Time series objects (class mts or ts) also have their own methods for plot().
ggfortify can also take advantage of this functionality.

library(vars)
Canda <- data('Canada')
class(Canada)
## [1] "mts" "ts"
# Inspect structure of Canada
str(Canada)
##  Time-Series [1:84, 1:4] from 1980 to 2001: 930 930 930 931 933 ...
##  - attr(*, "dimnames")=List of 2
##   ..$ : NULL
##   ..$ : chr [1:4] "e" "prod" "rw" "U"
# Call plot() on Canada
plot(Canada)

# Call autoplot() on Canada
autoplot(Canada)

dist

  • cmdscale(): From the stats package performs Classical Multi-Dimensional Scaling and returns point coodinates as a matrix.
# Autoplot + ggplot2 tweaking
autoplot(eurodist) + 
  coord_fixed()

# Autoplot of MDS
autoplot(cmdscale(eurodist, eig = TRUE), 
         label = TRUE, 
         label.size = 3, 
         size = 0)

Kmeans & Cluster

  • kmeans(), a function in the stats package, to perform clustering on iris[-5] with 3 groups.
# Perform clustering
iris_k <- kmeans(iris[-5], 3)

# Autoplot: color according to cluster, plus shape according to species
autoplot(iris_k, data = iris, frame = T, shape = 'Species')


Choropleths

  • geom_polygon(): Make a choropleths like drawing a polygon.

Using ggplot2::map_data()

# Get the map data
library(ggplot2)
usa<- map_data('usa')

library(ggmap)
# Build the map
ggplot(usa, aes(x = long, y = lat, group = group)) +
  geom_polygon() +
  coord_map() +
  theme_nothing()

Read from Shapefiles

  • Use readOGR() to read in the shapefiles and store the data as germany.
    • dsn, data source name, the folder of the shapefiles. Should be “shapes”.
    • layer, the level you are interested in.
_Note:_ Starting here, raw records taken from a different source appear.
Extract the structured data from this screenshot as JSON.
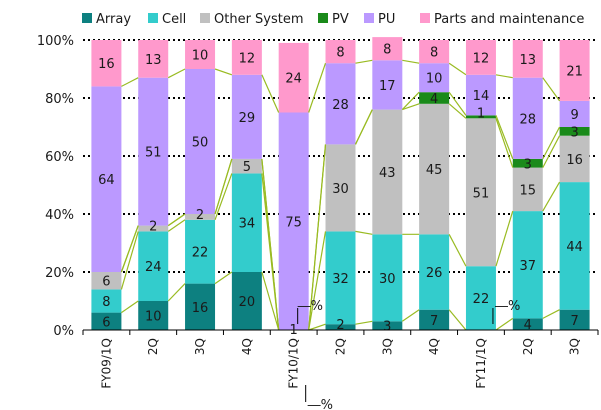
{
  "chart_data": {
    "type": "bar",
    "stacked": true,
    "percent": true,
    "title": "",
    "xlabel": "",
    "ylabel": "",
    "ylim": [
      0,
      100
    ],
    "grid": true,
    "legend_position": "top",
    "categories": [
      "FY09/1Q",
      "2Q",
      "3Q",
      "4Q",
      "FY10/1Q",
      "2Q",
      "3Q",
      "4Q",
      "FY11/1Q",
      "2Q",
      "3Q"
    ],
    "y_ticks": [
      "0%",
      "20%",
      "40%",
      "60%",
      "80%",
      "100%"
    ],
    "series": [
      {
        "name": "Array",
        "color": "#0d8080",
        "values": [
          6,
          10,
          16,
          20,
          0,
          2,
          3,
          7,
          0,
          4,
          7
        ],
        "labels": [
          "6",
          "10",
          "16",
          "20",
          "",
          "2",
          "3",
          "7",
          "",
          "4",
          "7"
        ]
      },
      {
        "name": "Cell",
        "color": "#33cccc",
        "values": [
          8,
          24,
          22,
          34,
          0,
          32,
          30,
          26,
          22,
          37,
          44
        ],
        "labels": [
          "8",
          "24",
          "22",
          "34",
          "",
          "32",
          "30",
          "26",
          "22",
          "37",
          "44"
        ]
      },
      {
        "name": "Other System",
        "color": "#c0c0c0",
        "values": [
          6,
          2,
          2,
          5,
          0,
          30,
          43,
          45,
          51,
          15,
          16
        ],
        "labels": [
          "6",
          "2",
          "2",
          "5",
          "",
          "30",
          "43",
          "45",
          "51",
          "15",
          "16"
        ]
      },
      {
        "name": "PV",
        "color": "#1a8a1a",
        "values": [
          0,
          0,
          0,
          0,
          0,
          0,
          0,
          4,
          1,
          3,
          3
        ],
        "labels": [
          "",
          "",
          "",
          "",
          "",
          "",
          "",
          "4",
          "1",
          "3",
          "3"
        ]
      },
      {
        "name": "PU",
        "color": "#bb99ff",
        "values": [
          64,
          51,
          50,
          29,
          75,
          28,
          17,
          10,
          14,
          28,
          9
        ],
        "labels": [
          "64",
          "51",
          "50",
          "29",
          "75",
          "28",
          "17",
          "10",
          "14",
          "28",
          "9"
        ]
      },
      {
        "name": "Parts and maintenance",
        "color": "#ff99cc",
        "values": [
          16,
          13,
          10,
          12,
          24,
          8,
          8,
          8,
          12,
          13,
          21
        ],
        "labels": [
          "16",
          "13",
          "10",
          "12",
          "24",
          "8",
          "8",
          "8",
          "12",
          "13",
          "21"
        ]
      }
    ],
    "annotations": [
      {
        "text": "1",
        "category_index": 4
      },
      {
        "text": "―%",
        "category_index": 4
      },
      {
        "text": "―%",
        "category_index": 4
      },
      {
        "text": "―%",
        "category_index": 8
      }
    ],
    "connector_color": "#99bb22"
  }
}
You want state information, so “DEU_adm1”.
# All required packages are available
# Import shape information: germany
library(rgdal)
germany <- readOGR(dsn = 'D:/Downloads/shape_files', layer = 'DEU_adm1')
## OGR data source with driver: ESRI Shapefile 
## Source: "D:\Downloads\shape_files", layer: "DEU_adm1"
## with 16 features
## It has 16 fields
# fortify germany: bundes
library(ggfortify)
bundes <- fortify(germany)

# Plot map of germany
library(ggmap)
ggplot(bundes, aes(x = long, y = lat, group = group)) +
    geom_polygon(fill = '#DDDDDD', col = 'white') +
    coord_map() +
    theme_nothing()

# Import unemployment of germany
unemp <- read.table('D:/Downloads/germany_unemployment.txt', header = T)
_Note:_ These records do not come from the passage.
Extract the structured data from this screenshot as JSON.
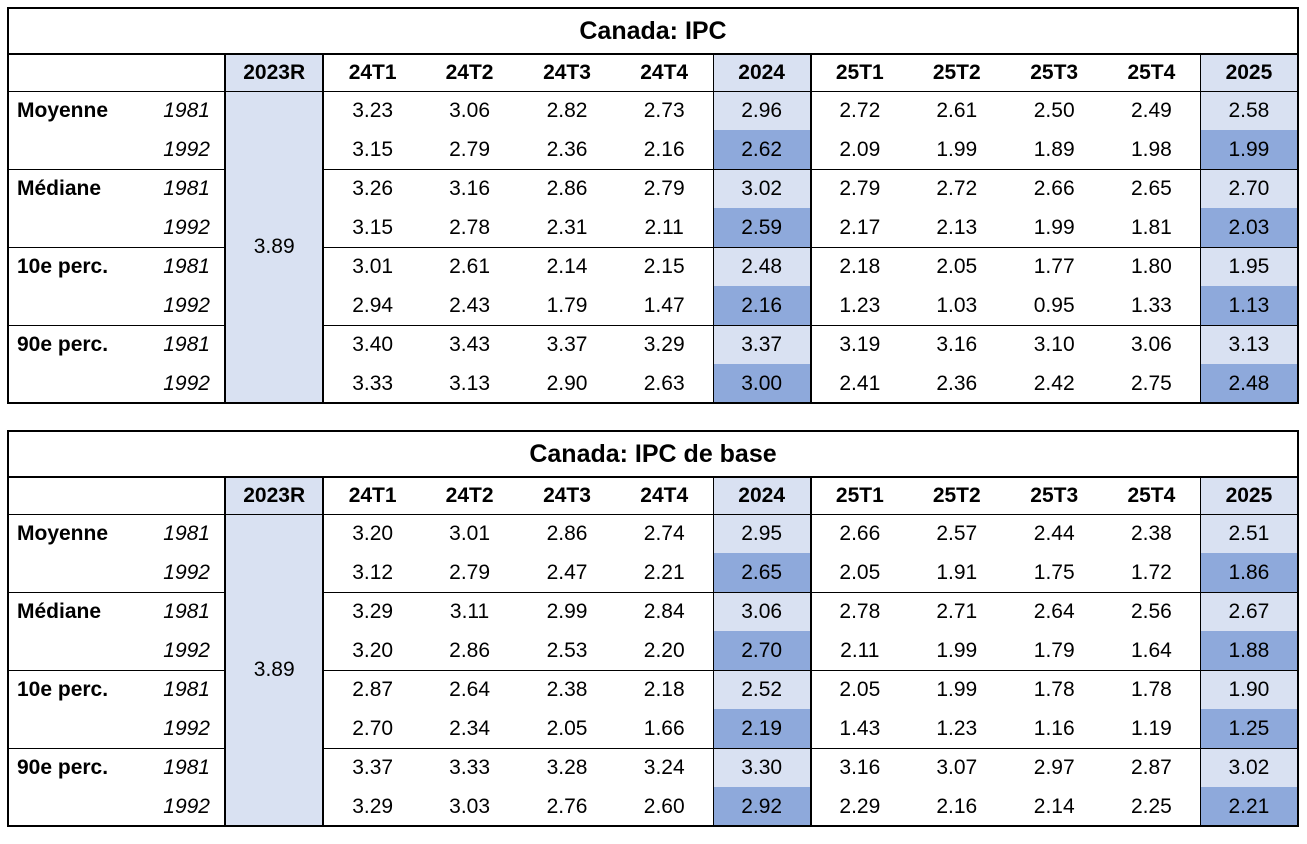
{
  "styles": {
    "highlight_light": "#D9E1F2",
    "highlight_dark": "#8EA9DB",
    "border_color": "#000000",
    "background": "#FFFFFF"
  },
  "chart_data": [
    {
      "type": "table",
      "title": "Canada: IPC",
      "corner_label": "",
      "prior_column": {
        "header": "2023R",
        "merged_value": "3.89"
      },
      "period_columns": [
        "24T1",
        "24T2",
        "24T3",
        "24T4",
        "2024",
        "25T1",
        "25T2",
        "25T3",
        "25T4",
        "2025"
      ],
      "annual_columns": [
        "2024",
        "2025"
      ],
      "row_groups": [
        "Moyenne",
        "Médiane",
        "10e perc.",
        "90e perc."
      ],
      "rows": [
        {
          "group": "Moyenne",
          "series": "1981",
          "values": [
            "3.23",
            "3.06",
            "2.82",
            "2.73",
            "2.96",
            "2.72",
            "2.61",
            "2.50",
            "2.49",
            "2.58"
          ]
        },
        {
          "group": "",
          "series": "1992",
          "values": [
            "3.15",
            "2.79",
            "2.36",
            "2.16",
            "2.62",
            "2.09",
            "1.99",
            "1.89",
            "1.98",
            "1.99"
          ]
        },
        {
          "group": "Médiane",
          "series": "1981",
          "values": [
            "3.26",
            "3.16",
            "2.86",
            "2.79",
            "3.02",
            "2.79",
            "2.72",
            "2.66",
            "2.65",
            "2.70"
          ]
        },
        {
          "group": "",
          "series": "1992",
          "values": [
            "3.15",
            "2.78",
            "2.31",
            "2.11",
            "2.59",
            "2.17",
            "2.13",
            "1.99",
            "1.81",
            "2.03"
          ]
        },
        {
          "group": "10e perc.",
          "series": "1981",
          "values": [
            "3.01",
            "2.61",
            "2.14",
            "2.15",
            "2.48",
            "2.18",
            "2.05",
            "1.77",
            "1.80",
            "1.95"
          ]
        },
        {
          "group": "",
          "series": "1992",
          "values": [
            "2.94",
            "2.43",
            "1.79",
            "1.47",
            "2.16",
            "1.23",
            "1.03",
            "0.95",
            "1.33",
            "1.13"
          ]
        },
        {
          "group": "90e perc.",
          "series": "1981",
          "values": [
            "3.40",
            "3.43",
            "3.37",
            "3.29",
            "3.37",
            "3.19",
            "3.16",
            "3.10",
            "3.06",
            "3.13"
          ]
        },
        {
          "group": "",
          "series": "1992",
          "values": [
            "3.33",
            "3.13",
            "2.90",
            "2.63",
            "3.00",
            "2.41",
            "2.36",
            "2.42",
            "2.75",
            "2.48"
          ]
        }
      ]
    },
    {
      "type": "table",
      "title": "Canada: IPC de base",
      "corner_label": "",
      "prior_column": {
        "header": "2023R",
        "merged_value": "3.89"
      },
      "period_columns": [
        "24T1",
        "24T2",
        "24T3",
        "24T4",
        "2024",
        "25T1",
        "25T2",
        "25T3",
        "25T4",
        "2025"
      ],
      "annual_columns": [
        "2024",
        "2025"
      ],
      "row_groups": [
        "Moyenne",
        "Médiane",
        "10e perc.",
        "90e perc."
      ],
      "rows": [
        {
          "group": "Moyenne",
          "series": "1981",
          "values": [
            "3.20",
            "3.01",
            "2.86",
            "2.74",
            "2.95",
            "2.66",
            "2.57",
            "2.44",
            "2.38",
            "2.51"
          ]
        },
        {
          "group": "",
          "series": "1992",
          "values": [
            "3.12",
            "2.79",
            "2.47",
            "2.21",
            "2.65",
            "2.05",
            "1.91",
            "1.75",
            "1.72",
            "1.86"
          ]
        },
        {
          "group": "Médiane",
          "series": "1981",
          "values": [
            "3.29",
            "3.11",
            "2.99",
            "2.84",
            "3.06",
            "2.78",
            "2.71",
            "2.64",
            "2.56",
            "2.67"
          ]
        },
        {
          "group": "",
          "series": "1992",
          "values": [
            "3.20",
            "2.86",
            "2.53",
            "2.20",
            "2.70",
            "2.11",
            "1.99",
            "1.79",
            "1.64",
            "1.88"
          ]
        },
        {
          "group": "10e perc.",
          "series": "1981",
          "values": [
            "2.87",
            "2.64",
            "2.38",
            "2.18",
            "2.52",
            "2.05",
            "1.99",
            "1.78",
            "1.78",
            "1.90"
          ]
        },
        {
          "group": "",
          "series": "1992",
          "values": [
            "2.70",
            "2.34",
            "2.05",
            "1.66",
            "2.19",
            "1.43",
            "1.23",
            "1.16",
            "1.19",
            "1.25"
          ]
        },
        {
          "group": "90e perc.",
          "series": "1981",
          "values": [
            "3.37",
            "3.33",
            "3.28",
            "3.24",
            "3.30",
            "3.16",
            "3.07",
            "2.97",
            "2.87",
            "3.02"
          ]
        },
        {
          "group": "",
          "series": "1992",
          "values": [
            "3.29",
            "3.03",
            "2.76",
            "2.60",
            "2.92",
            "2.29",
            "2.16",
            "2.14",
            "2.25",
            "2.21"
          ]
        }
      ]
    }
  ]
}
# re-add state names to bundes
bundes$state <- factor(as.numeric(bundes$id))
levels(bundes$state) <- germany$NAME_1

# Merge bundes and unemp: bundes_unemp
bundes_unemp <- merge(bundes, unemp)

# Update the ggplot call
library(ggthemes)
ggplot(bundes_unemp, aes(x = long, y = lat, group = group, fill = unemployment)) +
  geom_polygon() +
  coord_map()

  #theme_map()  
  #Cause legend & map overlapping


Cartographic Maps

  • ggmap::get_map(location = '*', zoom = *, maptype = '*')
library(ggmap)
germany_06 <- get_map(location = 'germany', zoom = 6)
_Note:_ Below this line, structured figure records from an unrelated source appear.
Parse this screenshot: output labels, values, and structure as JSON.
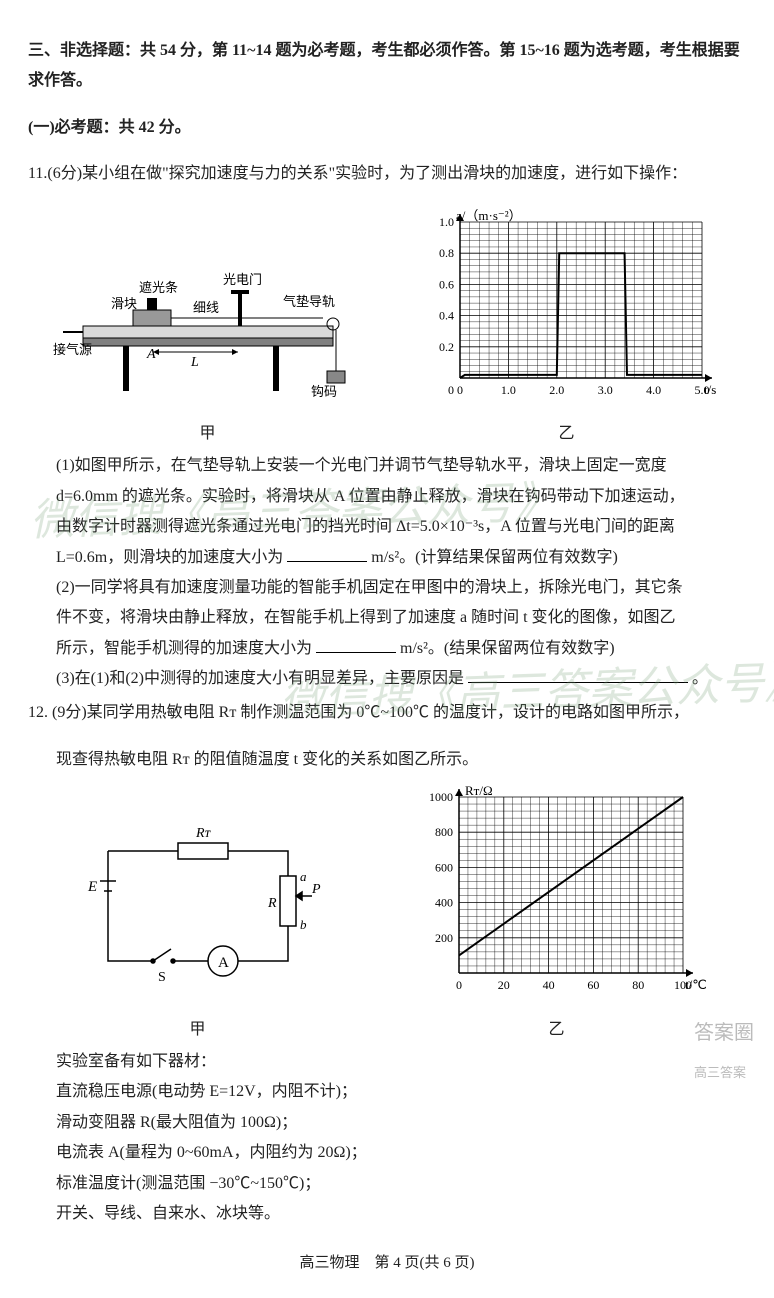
{
  "header": {
    "section_title": "三、非选择题：共 54 分，第 11~14 题为必考题，考生都必须作答。第 15~16 题为选考题，考生根据要求作答。",
    "part1": "(一)必考题：共 42 分。"
  },
  "q11": {
    "stem": "11.(6分)某小组在做\"探究加速度与力的关系\"实验时，为了测出滑块的加速度，进行如下操作：",
    "apparatus": {
      "labels": {
        "shade": "遮光条",
        "slider": "滑块",
        "thread": "细线",
        "photogate": "光电门",
        "airtrack": "气垫导轨",
        "air_source": "接气源",
        "hook": "钩码",
        "A": "A",
        "L": "L"
      },
      "caption": "甲"
    },
    "graph1": {
      "ylabel": "a/（m·s⁻²）",
      "xlabel": "t/s",
      "xticks": [
        "0",
        "1.0",
        "2.0",
        "3.0",
        "4.0",
        "5.0"
      ],
      "yticks": [
        "0.2",
        "0.4",
        "0.6",
        "0.8",
        "1.0"
      ],
      "xlim": [
        0,
        5
      ],
      "ylim": [
        0,
        1.0
      ],
      "data_x": [
        0,
        0.1,
        2.0,
        2.05,
        3.4,
        3.45,
        5.0
      ],
      "data_y": [
        0,
        0.02,
        0.02,
        0.8,
        0.8,
        0.02,
        0.02
      ],
      "line_color": "#000000",
      "grid_color": "#000000",
      "bg_color": "#ffffff",
      "caption": "乙"
    },
    "p1a": "(1)如图甲所示，在气垫导轨上安装一个光电门并调节气垫导轨水平，滑块上固定一宽度",
    "p1b": "d=6.0mm 的遮光条。实验时，将滑块从 A 位置由静止释放，滑块在钩码带动下加速运动，",
    "p1c": "由数字计时器测得遮光条通过光电门的挡光时间 Δt=5.0×10⁻³s，A 位置与光电门间的距离",
    "p1d_pre": "L=0.6m，则滑块的加速度大小为",
    "p1d_post": "m/s²。(计算结果保留两位有效数字)",
    "p2a": "(2)一同学将具有加速度测量功能的智能手机固定在甲图中的滑块上，拆除光电门，其它条",
    "p2b": "件不变，将滑块由静止释放，在智能手机上得到了加速度 a 随时间 t 变化的图像，如图乙",
    "p2c_pre": "所示，智能手机测得的加速度大小为",
    "p2c_post": "m/s²。(结果保留两位有效数字)",
    "p3_pre": "(3)在(1)和(2)中测得的加速度大小有明显差异，主要原因是",
    "p3_post": "。"
  },
  "q12": {
    "stem_a": "12. (9分)某同学用热敏电阻 Rᴛ 制作测温范围为 0℃~100℃ 的温度计，设计的电路如图甲所示，",
    "stem_b": "现查得热敏电阻 Rᴛ 的阻值随温度 t 变化的关系如图乙所示。",
    "circuit": {
      "labels": {
        "E": "E",
        "S": "S",
        "A": "A",
        "RT": "Rᴛ",
        "R": "R",
        "a": "a",
        "b": "b",
        "P": "P"
      },
      "caption": "甲"
    },
    "graph2": {
      "ylabel": "Rᴛ/Ω",
      "xlabel": "t/℃",
      "xticks": [
        "0",
        "20",
        "40",
        "60",
        "80",
        "100"
      ],
      "yticks": [
        "200",
        "400",
        "600",
        "800",
        "1000"
      ],
      "xlim": [
        0,
        100
      ],
      "ylim": [
        0,
        1000
      ],
      "line_x": [
        0,
        100
      ],
      "line_y": [
        100,
        1000
      ],
      "line_color": "#000000",
      "grid_color": "#000000",
      "caption": "乙"
    },
    "materials_title": "实验室备有如下器材：",
    "m1": "直流稳压电源(电动势 E=12V，内阻不计)；",
    "m2": "滑动变阻器 R(最大阻值为 100Ω)；",
    "m3": "电流表 A(量程为 0~60mA，内阻约为 20Ω)；",
    "m4": "标准温度计(测温范围 −30℃~150℃)；",
    "m5": "开关、导线、自来水、冰块等。"
  },
  "footer": "高三物理　第 4 页(共 6 页)",
  "watermark1": "微信搜《高三答案公众号》",
  "watermark2": "答案圈",
  "watermark3": "高三答案"
}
# Plot map and polygon on top:
ggmap(germany_06) +
  geom_polygon(data = bundes,
               aes(x = long, y = lat, group = group),
               fill = NA, col = "red") +
  coord_map()

Animation

  • Install gganimate package:


library(devtools)
assignInNamespace("version_info", 
                  c(devtools:::version_info, 
                  list("3.5" = list(version_min = "3.3.0", version_max = "99.99.99", path = "bin"))), 
                  "devtools")
                  
find_rtools() # is TRUE now
n devtools::install_github("thomasp85/tweenr")
devtools::install_github("thomasp85/gganimate")      
# Data
library(tidyr)
library(stringr)
res <- read.csv('D:/GitHub/NTU-CS-X/Final Project/Youbike/data/Youbike_res.csv')
map <- get_map(location = c(min(res$lng), min(res$lat), max(res$lng), max(res$lat)), maptype = "toner")
res1 <- read.csv('D:/GitHub/NTU-CS-X/Final Project/Youbike/data/Youbike_res1.csv')
res1_g <- gather(res1, time, per, X7:X24)
res1_g$time <- str_replace(res1_g$time, 'X', '')

library(gganimate)
library(RColorBrewer)
res.stat.map.ani <- ggmap(map, darken = c(0.5, "white")) %+% res1_g + aes(x = lng, y = lat, z = per) +
  stat_summary_2d(fun = median, alpha = 0.6) +
  scale_fill_gradientn(name = 'Median', colours = brewer.pal(11, "RdYlGn"), space = 'Lab') +
  labs(title = 'Monday, {closest_state}', x = "Longitude", y = "Latitude") +
  coord_map() +
  transition_states(time, transition_length = 1, state_length = 1) 

print(res.stat.map.ani)